Дуэль
Шрифт:
— Эх, квач вонючий. Даже спасибо не сказал человеку. А ведь она за уши из беды вытянула. Испугался. Не того всю жизнь боялся, не тому радовался. Она — баба. А знает, зачем на земле живет. Я же, как чирий на жопе. Сесть больно и выдавить не достану. Одно неудобство, — сел у качалки, тихо поскрипывающей в лад мыслям.
И вдруг на плечо его рука легла.
— Канаешь, кент? — хохотнул Матрос…
Глава 4. ЛОВУШКИ
— Колись, падла! О чем ботал
— Ксиву подписал, — попытался вывернуться сантехник.
— Я зенки не просрал. Что в ксиве? — спросил жестко.
— Чтоб я с города не линял, — соврал Филин.
Матрос схватил за горло. Слегка сдавил пальцами.
Глухо, сквозь зубы процедил:
— Темнуху лепить вздумал мне? Такие ксивы не на воле, в клетке подписывают.
— Стремачат меня. Матрос. Линяй. Мусора каждый бздех на шухере держат. Катись к кентам. Чтоб не накрыли. И тебе, и мне то не по кайфу.

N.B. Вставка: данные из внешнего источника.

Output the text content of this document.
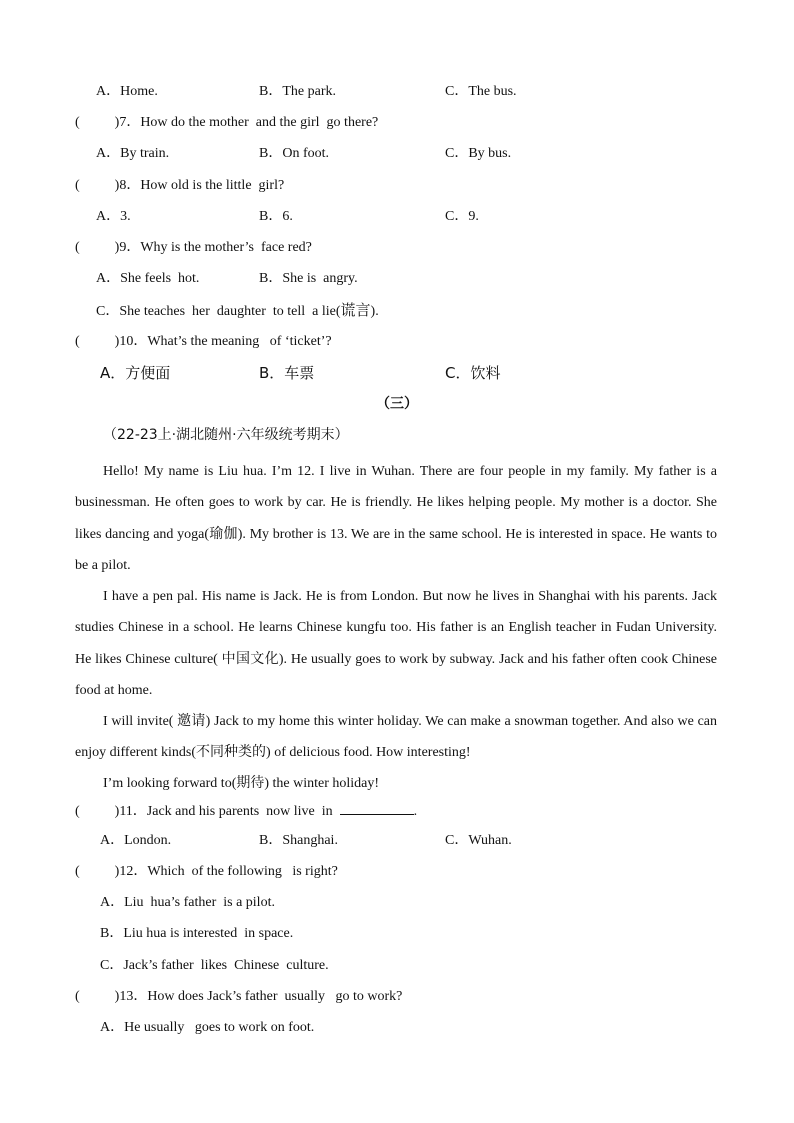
A．Home.	B．The park.	C．The bus.
(          )7．How do the mother  and the girl  go there?
A．By train.	B．On foot.	C．By bus.
(          )8．How old is the little  girl?
A．3.	B．6.	C．9.
(          )9．Why is the mother’s  face red?
A．She feels  hot.	B．She is  angry.
C．She teaches  her  daughter  to tell  a lie(谎言).
(          )10．What’s the meaning   of ‘ticket’?
A．方便面	B．车票	C．饮料
（三）
（22-23上·湖北随州·六年级统考期末）
Hello! My name is Liu hua. I’m 12. I live in Wuhan. There are four people in my family. My father is a businessman. He often goes to work by car. He is friendly. He likes helping people. My mother is a doctor. She likes dancing and yoga(瑜伽). My brother is 13. We are in the same school. He is interested in space. He wants to be a pilot.
I have a pen pal. His name is Jack. He is from London. But now he lives in Shanghai with his parents. Jack studies Chinese in a school. He learns Chinese kungfu too. His father is an English teacher in Fudan University. He likes Chinese culture( 中国文化). He usually goes to work by subway. Jack and his father often cook Chinese food at home.
I will invite( 邀请) Jack to my home this winter holiday. We can make a snowman together. And also we can enjoy different kinds(不同种类的) of delicious food. How interesting!
I’m looking forward to(期待) the winter holiday!
(          )11．Jack and his parents  now live  in	.
A．London.	B．Shanghai.	C．Wuhan.
(          )12．Which  of the following   is right?
A．Liu  hua’s father  is a pilot.
B．Liu hua is interested  in space.
C．Jack’s father  likes  Chinese  culture.
(          )13．How does Jack’s father  usually   go to work?
A．He usually   goes to work on foot.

— Кому ты сдался, козел? — усмехался Матрос, но Филин почувствовал, как расслабились его пальцы.
— Сам видишь, и тут секут меня. Все пытают, встречался ль с вами? Не нарисовались ли ко мне на работу? За куст по нужде без легавой стремы не хожу. Вас пасут, засечь хотят. Меня наживкой выпустили. Это до меня враз доперло, — изворачивался Филин.
— На допросе поплыл? Что трехал?
— А что я знаю? Ни хрена. И ботать нечего. Они про меня геологов трясли. Знаете ль этого мудака — меня? Они не промах. Трехнули, что я с ними пахал все время. Вот и отпустили. Иное не доказано, — сообразил Филин.
— Наколку на клешне не засекли. Иначе б, хрен поверили…
— Я ее прятал…
— Смотри, Филин, отмазывайся от нас. А коли засветишь кого — в жмуры распишу сам. На месте. Секи, паскуда!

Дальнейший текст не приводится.